How To Get Through Quickly
Carry A Pen + Don't Lose The Form
Before you land in a new country after an overseas flight, you will need to fill out a customs/immigration form — bring a pen on your flight so you can fill it out before you even land. A flight attendant typically passes them out during the flight) and just hand it to the custom’s officer, instead of running around the airport looking for a pen.
When you get to your country, they will look over your custom/immigration form then some countries give you a portion for you to keep. If they give you part back, make sure you keep it in a secure spot! You give this little portion back when you are leaving the country, whether that’s 1 day later or 10 months later. Do not lose this form. Tuck it into your passport to make your customs/immigration experience on the way home easier.
If you lose it, you’ll have to refill out the form at the counter if the attendant is nice…if not, they will send you to the back of the line to fill it out.

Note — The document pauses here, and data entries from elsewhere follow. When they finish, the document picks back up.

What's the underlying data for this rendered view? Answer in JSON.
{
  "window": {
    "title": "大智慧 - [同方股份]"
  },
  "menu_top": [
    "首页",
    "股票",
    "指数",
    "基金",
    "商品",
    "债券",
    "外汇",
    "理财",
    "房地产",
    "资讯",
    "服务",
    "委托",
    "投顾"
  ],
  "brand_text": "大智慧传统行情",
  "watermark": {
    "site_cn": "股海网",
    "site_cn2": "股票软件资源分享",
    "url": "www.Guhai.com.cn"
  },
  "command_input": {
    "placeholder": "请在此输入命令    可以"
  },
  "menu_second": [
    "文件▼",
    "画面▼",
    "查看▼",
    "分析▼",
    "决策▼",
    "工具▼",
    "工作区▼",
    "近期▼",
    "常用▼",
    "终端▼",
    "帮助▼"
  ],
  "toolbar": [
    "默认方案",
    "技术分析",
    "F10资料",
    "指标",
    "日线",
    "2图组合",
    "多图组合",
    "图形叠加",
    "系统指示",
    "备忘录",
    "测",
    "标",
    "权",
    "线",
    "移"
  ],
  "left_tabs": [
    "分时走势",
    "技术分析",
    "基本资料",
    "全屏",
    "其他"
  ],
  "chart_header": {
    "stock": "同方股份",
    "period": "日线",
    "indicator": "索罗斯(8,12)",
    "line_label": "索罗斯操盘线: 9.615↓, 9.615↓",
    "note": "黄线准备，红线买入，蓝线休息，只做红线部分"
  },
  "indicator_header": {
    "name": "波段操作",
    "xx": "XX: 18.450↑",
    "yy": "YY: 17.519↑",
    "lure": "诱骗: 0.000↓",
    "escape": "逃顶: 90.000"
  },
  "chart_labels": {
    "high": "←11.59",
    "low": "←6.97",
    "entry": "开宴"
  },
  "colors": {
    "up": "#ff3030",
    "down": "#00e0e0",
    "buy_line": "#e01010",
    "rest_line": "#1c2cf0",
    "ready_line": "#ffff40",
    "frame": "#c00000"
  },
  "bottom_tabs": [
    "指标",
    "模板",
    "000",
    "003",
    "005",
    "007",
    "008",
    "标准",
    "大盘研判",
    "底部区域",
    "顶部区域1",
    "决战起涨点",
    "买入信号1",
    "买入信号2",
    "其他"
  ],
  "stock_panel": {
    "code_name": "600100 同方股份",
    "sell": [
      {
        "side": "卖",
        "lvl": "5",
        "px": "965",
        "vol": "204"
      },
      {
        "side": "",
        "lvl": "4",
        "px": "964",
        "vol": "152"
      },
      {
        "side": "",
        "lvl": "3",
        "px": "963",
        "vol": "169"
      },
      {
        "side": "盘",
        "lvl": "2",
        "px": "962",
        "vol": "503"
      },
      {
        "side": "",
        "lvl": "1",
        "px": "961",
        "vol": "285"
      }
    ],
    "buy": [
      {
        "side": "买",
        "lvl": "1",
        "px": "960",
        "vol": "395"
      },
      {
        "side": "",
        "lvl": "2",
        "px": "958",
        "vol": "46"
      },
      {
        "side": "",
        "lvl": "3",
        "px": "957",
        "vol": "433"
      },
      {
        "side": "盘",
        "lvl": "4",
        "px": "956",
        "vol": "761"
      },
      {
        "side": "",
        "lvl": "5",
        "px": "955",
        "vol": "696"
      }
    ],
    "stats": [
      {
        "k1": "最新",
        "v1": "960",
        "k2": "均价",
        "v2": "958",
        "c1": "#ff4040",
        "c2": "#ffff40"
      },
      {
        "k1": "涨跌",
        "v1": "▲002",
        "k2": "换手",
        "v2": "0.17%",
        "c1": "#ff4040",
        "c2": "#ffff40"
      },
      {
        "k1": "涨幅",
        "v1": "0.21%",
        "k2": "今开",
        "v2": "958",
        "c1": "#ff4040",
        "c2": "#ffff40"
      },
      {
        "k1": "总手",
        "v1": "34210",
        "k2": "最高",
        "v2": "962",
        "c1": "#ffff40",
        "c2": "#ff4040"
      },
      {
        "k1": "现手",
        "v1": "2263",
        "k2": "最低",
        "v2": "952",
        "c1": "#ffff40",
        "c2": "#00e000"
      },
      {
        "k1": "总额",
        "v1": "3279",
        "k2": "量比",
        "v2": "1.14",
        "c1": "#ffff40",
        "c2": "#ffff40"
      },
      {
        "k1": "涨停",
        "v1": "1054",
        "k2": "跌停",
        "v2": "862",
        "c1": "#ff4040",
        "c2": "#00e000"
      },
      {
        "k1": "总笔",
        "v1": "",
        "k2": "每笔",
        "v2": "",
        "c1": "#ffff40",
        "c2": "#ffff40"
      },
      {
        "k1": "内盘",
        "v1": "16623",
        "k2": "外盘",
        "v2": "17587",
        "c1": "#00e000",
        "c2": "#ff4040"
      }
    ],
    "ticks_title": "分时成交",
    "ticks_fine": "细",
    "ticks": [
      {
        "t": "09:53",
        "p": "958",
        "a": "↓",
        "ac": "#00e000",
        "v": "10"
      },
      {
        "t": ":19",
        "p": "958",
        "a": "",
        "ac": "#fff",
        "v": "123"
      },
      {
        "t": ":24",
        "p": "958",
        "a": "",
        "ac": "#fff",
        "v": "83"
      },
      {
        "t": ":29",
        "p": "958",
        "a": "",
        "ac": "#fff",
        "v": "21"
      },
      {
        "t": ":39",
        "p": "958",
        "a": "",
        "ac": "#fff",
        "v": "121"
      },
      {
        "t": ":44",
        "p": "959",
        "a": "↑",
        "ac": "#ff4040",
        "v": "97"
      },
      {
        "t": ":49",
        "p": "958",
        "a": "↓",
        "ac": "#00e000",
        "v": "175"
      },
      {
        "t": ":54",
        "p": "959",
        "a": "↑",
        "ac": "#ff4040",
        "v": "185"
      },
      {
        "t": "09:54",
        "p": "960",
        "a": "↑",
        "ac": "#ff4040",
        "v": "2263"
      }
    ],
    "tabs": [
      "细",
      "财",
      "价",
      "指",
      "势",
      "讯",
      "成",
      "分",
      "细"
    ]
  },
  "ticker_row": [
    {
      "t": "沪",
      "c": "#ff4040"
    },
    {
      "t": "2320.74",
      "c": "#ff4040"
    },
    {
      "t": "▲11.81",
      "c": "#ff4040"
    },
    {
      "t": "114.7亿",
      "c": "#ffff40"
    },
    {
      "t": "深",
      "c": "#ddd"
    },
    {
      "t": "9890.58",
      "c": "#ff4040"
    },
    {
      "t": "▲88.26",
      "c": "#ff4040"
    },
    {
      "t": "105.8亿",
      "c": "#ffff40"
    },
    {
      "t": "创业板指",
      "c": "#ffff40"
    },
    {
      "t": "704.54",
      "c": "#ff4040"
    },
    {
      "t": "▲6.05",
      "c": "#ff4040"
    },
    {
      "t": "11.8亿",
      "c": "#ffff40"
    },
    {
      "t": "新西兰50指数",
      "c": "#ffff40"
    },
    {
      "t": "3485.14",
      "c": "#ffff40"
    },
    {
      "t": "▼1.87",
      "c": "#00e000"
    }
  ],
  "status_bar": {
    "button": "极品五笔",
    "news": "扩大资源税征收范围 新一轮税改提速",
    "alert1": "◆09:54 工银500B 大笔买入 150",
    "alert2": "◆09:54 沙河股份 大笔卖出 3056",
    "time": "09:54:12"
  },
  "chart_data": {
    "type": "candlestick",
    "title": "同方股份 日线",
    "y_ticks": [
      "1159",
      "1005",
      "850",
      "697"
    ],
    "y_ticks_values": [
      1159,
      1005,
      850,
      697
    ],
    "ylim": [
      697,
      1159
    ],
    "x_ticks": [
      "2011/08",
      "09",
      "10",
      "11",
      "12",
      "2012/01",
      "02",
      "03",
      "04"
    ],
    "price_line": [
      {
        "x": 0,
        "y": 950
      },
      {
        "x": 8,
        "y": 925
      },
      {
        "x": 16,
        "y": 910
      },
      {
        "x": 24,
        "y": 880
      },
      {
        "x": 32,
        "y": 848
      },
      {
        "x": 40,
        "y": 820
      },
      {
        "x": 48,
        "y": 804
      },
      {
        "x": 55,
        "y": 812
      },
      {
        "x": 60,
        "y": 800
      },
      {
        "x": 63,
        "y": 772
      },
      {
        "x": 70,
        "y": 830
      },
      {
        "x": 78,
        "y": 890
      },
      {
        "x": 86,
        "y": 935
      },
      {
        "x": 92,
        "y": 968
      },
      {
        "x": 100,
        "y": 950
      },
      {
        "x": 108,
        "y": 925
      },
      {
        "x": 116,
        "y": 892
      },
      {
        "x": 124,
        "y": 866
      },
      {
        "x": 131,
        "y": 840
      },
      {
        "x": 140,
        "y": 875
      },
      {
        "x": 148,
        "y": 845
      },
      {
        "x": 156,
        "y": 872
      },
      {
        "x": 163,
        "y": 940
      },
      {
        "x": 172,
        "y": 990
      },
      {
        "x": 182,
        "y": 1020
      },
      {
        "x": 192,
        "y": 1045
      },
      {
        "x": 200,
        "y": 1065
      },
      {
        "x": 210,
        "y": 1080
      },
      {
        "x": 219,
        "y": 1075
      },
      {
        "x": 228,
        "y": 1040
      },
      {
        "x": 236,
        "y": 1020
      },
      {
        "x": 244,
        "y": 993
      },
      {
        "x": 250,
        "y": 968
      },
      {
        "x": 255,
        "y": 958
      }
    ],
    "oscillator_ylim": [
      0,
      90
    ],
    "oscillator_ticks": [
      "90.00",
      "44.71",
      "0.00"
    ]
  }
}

Trust me. You do not want to wait in that line twice if you can’t help it.
Keep Your Passport Handy
Have your passport out when you are waiting in line. Don't be that person who is checking in their backpack, then their purse, then rifling through coat pockets until finally finding their passport. Have it in your hand and ready to be looked at before it's your turn. You may also be asked what flight you just came off of, so have your boarding pass handy.
A Few More Tips
Even if you do everything right there will still be a line you need to wait through…but that wait won’t be as long if you are closer to the front, right? Shave a few minutes off your flight by hustling through the terminal to get to the front of the line. Using the bathroom on the plane means you won’t have to search for one when you get off, giving you a spot towards the front. Every minute helps!
A lot of countries are strict about phone usage through immigration and passport control. Don’t get on anyone’s bad side by using your phone or being rude to the attendants. I know you are tired after such a long flight but being happy and pleasant is going to get you through the line faster than disobeying rules.
Most people tend to go to the right, so heading to the line on the other side of the airport on the left might mean a shorter line.